Po ostatnim materiale "Rzut Beretem" który dotyczył polskiej wsi, tym razem fotograf podejmuje próbę uhonorowania ludzi ciężkiej pracy, robotników. Wybór regionu w sposób oczywisty padł na Górny Śląsk. Tam bowiem jak w soczewce skupiają się główne wątki najnowszej opowieści. Etos pracy, związki rodzinne, religia.

Śląsk przez całe dekady prezentowany był poprzez fotografię czarno białą, tym bardziej fascynujące jest to, co fotograf odkrył spędziwszy ponad pół roku w tym regionie. Kolor z jakim mamy do czynienia jest rzeczywiście wyjątkowy i przejmujący. Całkowicie zaskakuje, przecząc powszechnym stereotypom związanym ze Śląskiem. Hades?, jak podkreśla autor, oparty jest na twarzach pełnych godności, humoru i wiarygodności.
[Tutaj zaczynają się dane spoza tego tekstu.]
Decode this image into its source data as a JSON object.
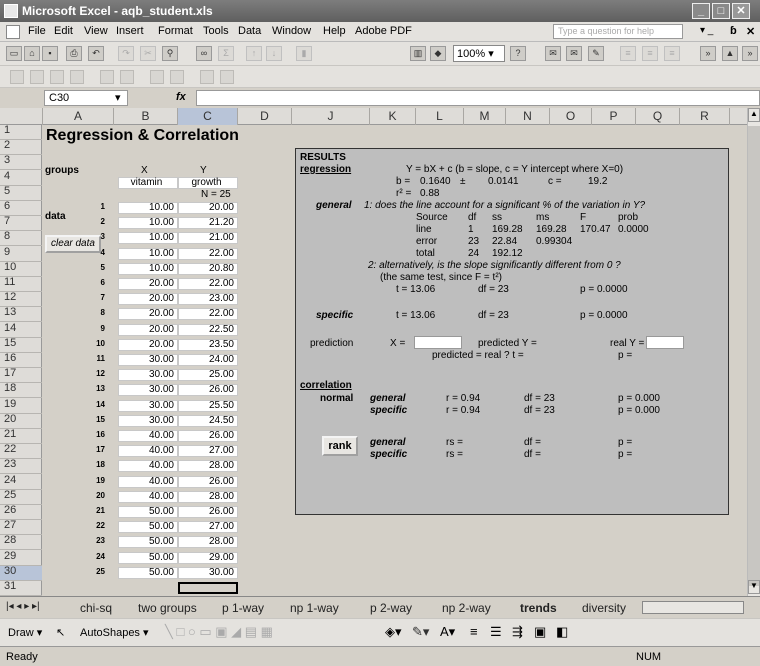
{
  "titlebar": {
    "title": "Microsoft Excel - aqb_student.xls"
  },
  "menu": [
    "File",
    "Edit",
    "View",
    "Insert",
    "Format",
    "Tools",
    "Data",
    "Window",
    "Help",
    "Adobe PDF"
  ],
  "help_placeholder": "Type a question for help",
  "zoom": "100%",
  "namebox": "C30",
  "fx": "fx",
  "columns": [
    "A",
    "B",
    "C",
    "D",
    "J",
    "K",
    "L",
    "M",
    "N",
    "O",
    "P",
    "Q",
    "R"
  ],
  "rows": [
    "1",
    "2",
    "3",
    "4",
    "5",
    "6",
    "7",
    "8",
    "9",
    "10",
    "11",
    "12",
    "13",
    "14",
    "15",
    "16",
    "17",
    "18",
    "19",
    "20",
    "21",
    "22",
    "23",
    "24",
    "25",
    "26",
    "27",
    "28",
    "29",
    "30",
    "31"
  ],
  "sheet": {
    "title": "Regression & Correlation",
    "groups_label": "groups",
    "x_label": "X",
    "y_label": "Y",
    "x_name": "vitamin",
    "y_name": "growth",
    "n_label": "N = 25",
    "data_label": "data",
    "clear_button": "clear data",
    "data_rows": [
      {
        "n": "1",
        "x": "10.00",
        "y": "20.00"
      },
      {
        "n": "2",
        "x": "10.00",
        "y": "21.20"
      },
      {
        "n": "3",
        "x": "10.00",
        "y": "21.00"
      },
      {
        "n": "4",
        "x": "10.00",
        "y": "22.00"
      },
      {
        "n": "5",
        "x": "10.00",
        "y": "20.80"
      },
      {
        "n": "6",
        "x": "20.00",
        "y": "22.00"
      },
      {
        "n": "7",
        "x": "20.00",
        "y": "23.00"
      },
      {
        "n": "8",
        "x": "20.00",
        "y": "22.00"
      },
      {
        "n": "9",
        "x": "20.00",
        "y": "22.50"
      },
      {
        "n": "10",
        "x": "20.00",
        "y": "23.50"
      },
      {
        "n": "11",
        "x": "30.00",
        "y": "24.00"
      },
      {
        "n": "12",
        "x": "30.00",
        "y": "25.00"
      },
      {
        "n": "13",
        "x": "30.00",
        "y": "26.00"
      },
      {
        "n": "14",
        "x": "30.00",
        "y": "25.50"
      },
      {
        "n": "15",
        "x": "30.00",
        "y": "24.50"
      },
      {
        "n": "16",
        "x": "40.00",
        "y": "26.00"
      },
      {
        "n": "17",
        "x": "40.00",
        "y": "27.00"
      },
      {
        "n": "18",
        "x": "40.00",
        "y": "28.00"
      },
      {
        "n": "19",
        "x": "40.00",
        "y": "26.00"
      },
      {
        "n": "20",
        "x": "40.00",
        "y": "28.00"
      },
      {
        "n": "21",
        "x": "50.00",
        "y": "26.00"
      },
      {
        "n": "22",
        "x": "50.00",
        "y": "27.00"
      },
      {
        "n": "23",
        "x": "50.00",
        "y": "28.00"
      },
      {
        "n": "24",
        "x": "50.00",
        "y": "29.00"
      },
      {
        "n": "25",
        "x": "50.00",
        "y": "30.00"
      }
    ]
  },
  "results": {
    "header": "RESULTS",
    "regression": "regression",
    "eq": "Y = bX + c  (b = slope, c = Y intercept where X=0)",
    "b_label": "b =",
    "b_val": "0.1640",
    "pm": "±",
    "b_se": "0.0141",
    "c_label": "c =",
    "c_val": "19.2",
    "r2_label": "r² =",
    "r2_val": "0.88",
    "general": "general",
    "q1": "1: does the line account for a significant % of the variation in Y?",
    "anova_head": [
      "Source",
      "df",
      "ss",
      "ms",
      "F",
      "prob"
    ],
    "anova_line": [
      "line",
      "1",
      "169.28",
      "169.28",
      "170.47",
      "0.0000"
    ],
    "anova_error": [
      "error",
      "23",
      "22.84",
      "0.99304"
    ],
    "anova_total": [
      "total",
      "24",
      "192.12"
    ],
    "q2": "2: alternatively, is the slope significantly different from 0 ?",
    "q2b": "(the same test, since F = t²)",
    "t1": "t = 13.06",
    "df1": "df = 23",
    "p1": "p = 0.0000",
    "specific": "specific",
    "t2": "t = 13.06",
    "df2": "df = 23",
    "p2": "p = 0.0000",
    "prediction": "prediction",
    "x_eq": "X =",
    "pred_y": "predicted Y =",
    "real_y": "real Y =",
    "pred_real": "predicted = real ?  t =",
    "p_eq": "p =",
    "correlation": "correlation",
    "normal": "normal",
    "cg_r": "r = 0.94",
    "cg_df": "df = 23",
    "cg_p": "p = 0.000",
    "cs_r": "r = 0.94",
    "cs_df": "df = 23",
    "cs_p": "p = 0.000",
    "rank": "rank",
    "rs": "rs =",
    "df_blank": "df =",
    "p_blank": "p ="
  },
  "tabs": [
    "chi-sq",
    "two groups",
    "p 1-way",
    "np 1-way",
    "p 2-way",
    "np 2-way",
    "trends",
    "diversity"
  ],
  "active_tab": "trends",
  "draw": {
    "draw": "Draw ▾",
    "autoshapes": "AutoShapes ▾"
  },
  "status": {
    "left": "Ready",
    "right": "NUM"
  }
}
Tomasz Tomaszewski wraz z autorem tekstów Darkiem Kortko, podczas festynu na Nikiszowcu.

Sprzęt

Pytany o sprzęt odpowiada: Całe życie fotografowałem małymi, nie inwazyjnymi aparatami, które nie zwracały na siebie uwagi, po to, żeby zbliżyć się do człowieka i przyjrzeć się, jak on wygląda naprawdę, a nie tworzyć atmosfery planu telewizyjnego. Jednak w przypadku najnowszego cyklu miał do czynienia z miejscami ciemnymi, pozbawionymi światła. Wymusiło to użycie dużego sprzętu z najlepszą z dostępnych matryc. Tomaszewski korzystał z aparatu, który ma matrycę pełnoklatkową - Nikona D3.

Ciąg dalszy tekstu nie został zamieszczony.